Quiseste uma flor nova e viera buscar a que tínhamos tão escondida e não temíamos a morte. E fomos traídos pela Vida, porque foste tu que no-lo roubaste, Primavera.

Tu, que reenfolhas, troncos que o lenhador despreza na floresta tendo-os por mortos e apodrecidos; tu, que dás vida em flor aos pântanos, estagnados; tu, que realizas milagres de ressurreição em toda a natureza; tu, onipotente, tu, vivificadora; tu, antagonista da Morte; tu, inspiradora do Gênese; tu, que és o verbo de Deus, ó estação da benção! tu, que és o raio do Sol dentro do qual erram em átomos as messes; tu, que és a Juventude, Primavera fecunda, flor da Eternidade, que mal te fizemos nós para que no entrasse pela casa coberta de flores, como em festa, para matar, com o teu veneno, o filho do nosso amor, consolação das nossa horas tristes e arrimo de nossa velhice?

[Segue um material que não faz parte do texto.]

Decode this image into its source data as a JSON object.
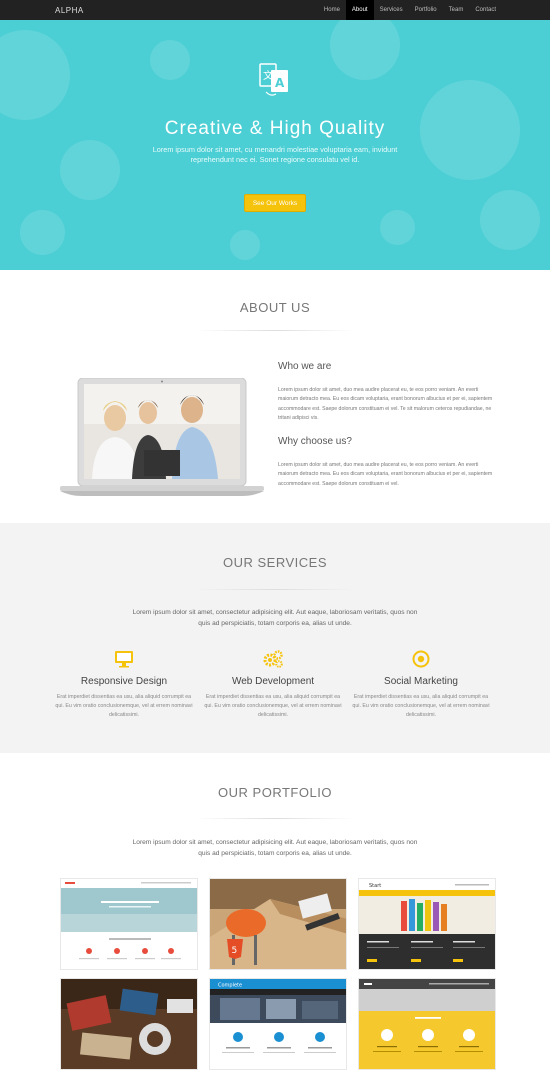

Por que nos traíste, Primavera, Vida da Natureza e Morte da Ventura nossa?

CONTRASTE 

Quando o levaram de nós o estádio começava a encher-se para um dos mais renhidos jogos do campeonato sul-americano.

Ao alto da muralha da mole atlética, trapejada a bandeiras e flâmulas, que espadanavam ao vento, borrifadas de chuva, apareciam os primeiros vultos.

O movimento das duas ruas que se cruzam dissemelhava-se em contraste irônico. Em uma, o borborinho alacre da multidão desensofrida, que afluía ao espetáculo da luta: veículos e turba, pregões, estropeada de patrulhas, correrias de retardatários que se apinhavam tumultuosamente junto da bilheteira como se a quisessem tomar de assalto.

Na outra rua, silêncio: gente à espera, em grupos nas calçadas, às portas e às janelas; duas longas filas de automóveis e o coche fúnebre parado diante da nossa casa em pranto.

Na minha sala de trabalho, de janelas abertas, revestida de luto, com um altar armado, jazia sobre a minha mesa, entre círios e flores, o maior desastre da minha vida.

Toda a casa regurgitava de gente: era a solidariedade dos corações amigos na desgraça, a doce esmola de amor trazida à nossa miséria.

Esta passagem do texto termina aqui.